Set up by the Kolkata Municipal Development Authority (KMDA), the market was the brainchild of the Municipal Affairs Minister Firhad Hakim who saw a similar market in Bangkok and wanted to duplicate it in his own city. The shopkeepers, who were allotted boats based on a system of lottery, have been running their businesses for over 20 years at a nearby marketplace that is being dismantled.
The markets at Kashmir’s Dal Lake don’t count, say the government, because they are unorganised and shopkeepers have to individually reach out to customers.

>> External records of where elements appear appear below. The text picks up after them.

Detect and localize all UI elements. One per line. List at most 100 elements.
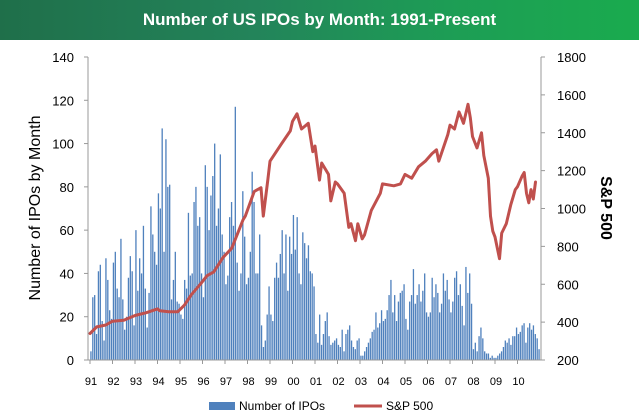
ipo-bar xyxy=(480,327,482,360)
right-y-tick-label: 1600 xyxy=(557,88,586,103)
ipo-bar xyxy=(99,264,101,360)
ipo-bar xyxy=(157,193,160,360)
ipo-bar xyxy=(242,191,244,360)
chart-title: Number of US IPOs by Month: 1991-Present xyxy=(142,10,497,29)
ipo-bar xyxy=(125,316,128,360)
right-y-axis-label: S&P 500 xyxy=(597,176,614,240)
ipo-bar xyxy=(95,334,98,360)
ipo-bar xyxy=(442,273,445,360)
ipo-bar xyxy=(399,292,401,360)
ipo-bar xyxy=(435,284,437,360)
ipo-bar xyxy=(510,344,512,360)
ipo-bar xyxy=(197,225,199,360)
ipo-bar xyxy=(484,351,486,360)
ipo-bar xyxy=(260,325,263,360)
ipo-bar xyxy=(120,238,122,360)
ipo-bar xyxy=(204,165,206,360)
ipo-bar xyxy=(289,236,291,360)
ipo-bar xyxy=(431,277,433,360)
ipo-bar xyxy=(324,321,326,360)
ipo-bar xyxy=(502,347,505,360)
ipo-bar xyxy=(298,273,300,360)
ipo-bar xyxy=(202,297,205,360)
ipo-bar xyxy=(193,202,195,360)
ipo-bar xyxy=(238,290,240,360)
ipo-bar xyxy=(122,299,124,360)
ipo-bar xyxy=(313,286,315,360)
x-tick-label: 93 xyxy=(130,376,142,388)
x-tick-label: 94 xyxy=(152,376,164,388)
ipo-bar xyxy=(139,258,141,360)
ipo-bar xyxy=(311,273,313,360)
right-y-tick-label: 1200 xyxy=(557,164,586,179)
ipo-bar xyxy=(210,195,212,360)
ipo-bar xyxy=(500,351,503,360)
ipo-bar xyxy=(244,236,246,360)
ipo-bar xyxy=(185,288,188,360)
ipo-bar xyxy=(322,334,325,360)
ipo-bar xyxy=(373,329,375,360)
ipo-bar xyxy=(521,325,523,360)
ipo-bar xyxy=(474,342,476,360)
ipo-bar xyxy=(407,329,409,360)
ipo-bar xyxy=(144,288,146,360)
ipo-bar xyxy=(439,312,441,360)
ipo-bar xyxy=(307,245,310,360)
ipo-bar xyxy=(148,292,150,360)
ipo-bar xyxy=(133,325,135,360)
ipo-bar xyxy=(390,279,392,360)
ipo-bar xyxy=(532,325,535,360)
ipo-bar xyxy=(155,264,158,360)
legend: Number of IPOs S&P 500 xyxy=(209,399,433,413)
ipo-bar xyxy=(337,344,340,360)
ipo-bar xyxy=(161,128,163,360)
ipo-bar xyxy=(446,279,448,360)
ipo-bar xyxy=(223,251,225,360)
ipo-bar xyxy=(227,275,229,360)
x-tick-label: 01 xyxy=(310,376,322,388)
ipo-bar xyxy=(129,256,131,360)
x-tick-label: 09 xyxy=(490,376,502,388)
x-tick-label: 07 xyxy=(445,376,457,388)
ipo-bar xyxy=(450,312,452,360)
ipo-bar xyxy=(165,139,167,360)
ipo-bar xyxy=(493,357,495,360)
ipo-bar xyxy=(461,305,463,360)
ipo-bar xyxy=(412,269,415,360)
ipo-bar xyxy=(124,329,126,360)
sp500-line xyxy=(88,102,537,335)
ipo-bar xyxy=(514,336,516,360)
ipo-bar xyxy=(448,299,450,360)
x-tick-label: 00 xyxy=(287,376,299,388)
ipo-bar xyxy=(103,340,105,360)
ipo-bar xyxy=(482,338,484,360)
ipo-bar xyxy=(109,310,111,360)
ipo-bar xyxy=(200,273,203,360)
ipo-bar xyxy=(467,292,469,360)
ipo-bar xyxy=(534,334,536,360)
ipo-bar xyxy=(470,303,473,360)
ipo-bar xyxy=(212,176,214,360)
ipo-bar xyxy=(345,334,347,360)
ipo-bar xyxy=(110,318,113,360)
ipo-bar xyxy=(395,321,398,360)
ipo-bars xyxy=(90,106,540,360)
ipo-bar xyxy=(472,349,475,360)
ipo-bar xyxy=(152,234,154,360)
ipo-bar xyxy=(268,286,270,360)
ipo-bar xyxy=(536,338,538,360)
left-y-tick-label: 120 xyxy=(52,93,74,108)
ipo-bar xyxy=(332,342,334,360)
ipo-bar xyxy=(214,143,216,360)
legend-bar-label: Number of IPOs xyxy=(239,399,325,413)
ipo-bar xyxy=(191,273,193,360)
ipo-bar xyxy=(264,340,266,360)
ipo-bar xyxy=(172,279,175,360)
ipo-bar xyxy=(394,295,396,360)
ipo-bar xyxy=(418,284,420,360)
ipo-bar xyxy=(371,331,373,360)
ipo-bar xyxy=(296,217,298,360)
right-y-tick-label: 200 xyxy=(557,353,579,368)
ipo-bar xyxy=(305,258,308,360)
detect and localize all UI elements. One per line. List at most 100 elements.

The market has been built on a 500x60 metre waterbody. Each boat houses two shopkeepers and the public use a wooden walkway to reach the boats.
From vegetables to chicken, fish to pakodas and chai and even shirts and tailors, there is a great variety of things available in the market due to the rehabilitation.
A board outside the entry gate reads “No smoking inside the market,” but Kashinath Khatua who runs a cigarette shop doesn’t think it will affect his sales.
A few shops away from his, is 62-year-old Sabita Halder’s vegetable stall. The sole breadwinner for her family since her husband died seven years ago, Sabita hopes that the market will be a success. Her daughter was trafficked and sold off after the father’s death and her eldest son died a year ago.
Bappa Nayyar, who has been running his fish business for 30 years says that waste disposal is a problem.
While most seemed happy with being rehabilitated to the market, 40-year-old Aparna Purkayit who owned a tailoring shop in the erstwhile VIP market rues how her one-room shop has now been reduced to a few square-feet.
Both Archana Sikdar and her mother own pakoda shops and have been allotted boats. 30-year-old Archana thinks the new set-up of the Floating Market is better than where her shop was previously.
Many kids were seen helping their parents set up shop.
Some like Gautam Saha, who runs a ready-made shirt store, says that his sales depend a lot on loyal customers. He’s informed all of them that he’s shifted to the floating market.
Sumitra Naskar, however, doesn’t have much luck. There are multiple shops that sell flowers littered all over the market. She hopes her shop, towards the end of the market, is not a disadvantage either.
The floating market has created quite a buzz in the city. How successful this innovation will prove for its shop(boat)keepers is something they’ll have to wait and watch.